Impairment of $74 million is predominantly against impaired collateral provided by the Private Bank’s clients where sharp falls in collateral values have resulted in a shortfall against lending assets. The operating loss of $124 million was slightly more than our expectations.

The effects of the following acquisitions were not material to the 2008 results of the Group.

The acquisitions of Pembroke Group Limited (Pembroke), Harrison Lovegrove & Co. Limited (Harrison Lovegrove) and A Brain Co. Limited (A Brain) were completed on 5 October 2007, 3 December 2007 and 5 December 2007 respectively. The Group acquired the remaining share of A Brain Co.
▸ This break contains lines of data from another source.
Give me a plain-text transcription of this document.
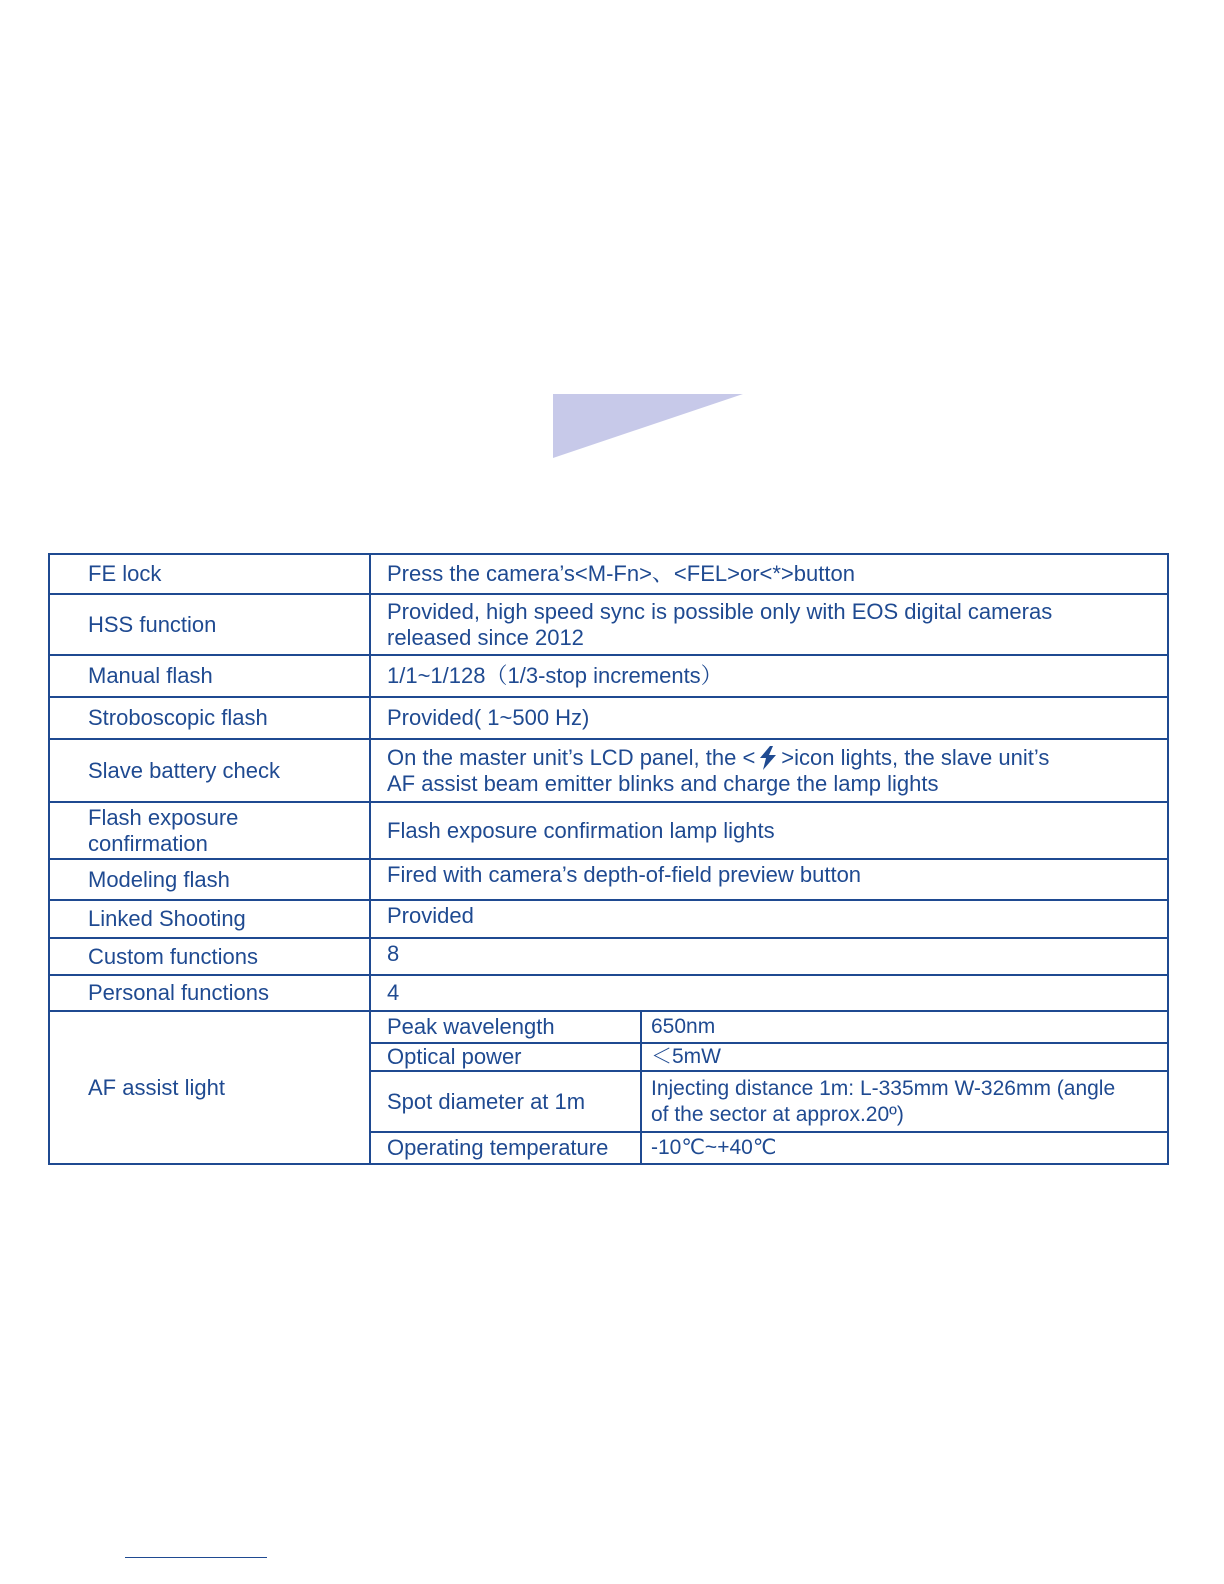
FE lock	Press the camera’s<M-Fn>、<FEL>or<*>button	
HSS function	Provided, high speed sync is possible only with EOS digital cameras
released since 2012	
Manual flash	1/1~1/128（1/3-stop increments）	
Stroboscopic flash	Provided( 1~500 Hz)	
Slave battery check	On the master unit’s LCD panel, the < >icon lights, the slave unit’s
AF assist beam emitter blinks and charge the lamp lights	
Flash exposure
confirmation	Flash exposure confirmation lamp lights	
Modeling flash	Fired with camera’s depth-of-field preview button	
Linked Shooting	Provided	
Custom functions	8	
Personal functions	4	
AF assist light	Peak wavelength	650nm
	Optical power	＜5mW
	Spot diameter at 1m	Injecting distance 1m: L-335mm W-326mm (angle
of the sector at approx.20º)
	Operating temperature	-10℃~+40℃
Limited (A Brain) on 21 January 2008.

On 11 January 2008, the Group completed the acquisition of a 49 per cent joint venture interest in UTI Securities Limited (UTI), an equity brokerage firm in India. On 12 December, the Group exercised its option to acquire a further 25.9 per cent, which increased the Group’s investment to 74.9 per cent. This is currently accounted as a joint venture and the Group has the option to obtain full control by acquiring the balance of 25.1 per cent in 2010.

On 25 February 2008, the Group completed the acquisition of a mutual savings bank, Yeahreum Mutual Savings Bank (Yeahreum), in Korea.

On 27 December 2008, the Group completed the acquisition of the ‘good bank’ portion of Asia Trust and Investment Corporation (ATIC) in Taiwan.

In September 2008, the Group received regulatory approval to exercise its nil cost option to convert the $4 million of convertible preference shares it holds into equity of First Africa, which, when exercised, would give the Group an equity shareholding of 65 per cent. Following such conversion, the Group will also exercise its call option over the remaining 35 per cent of the company. Both these transactions are expected to complete in the first quarter of 2009. As the conversion options are currently exercisable, the Group has consolidated First Africa from September 2008 in line with the requirements of IAS 27.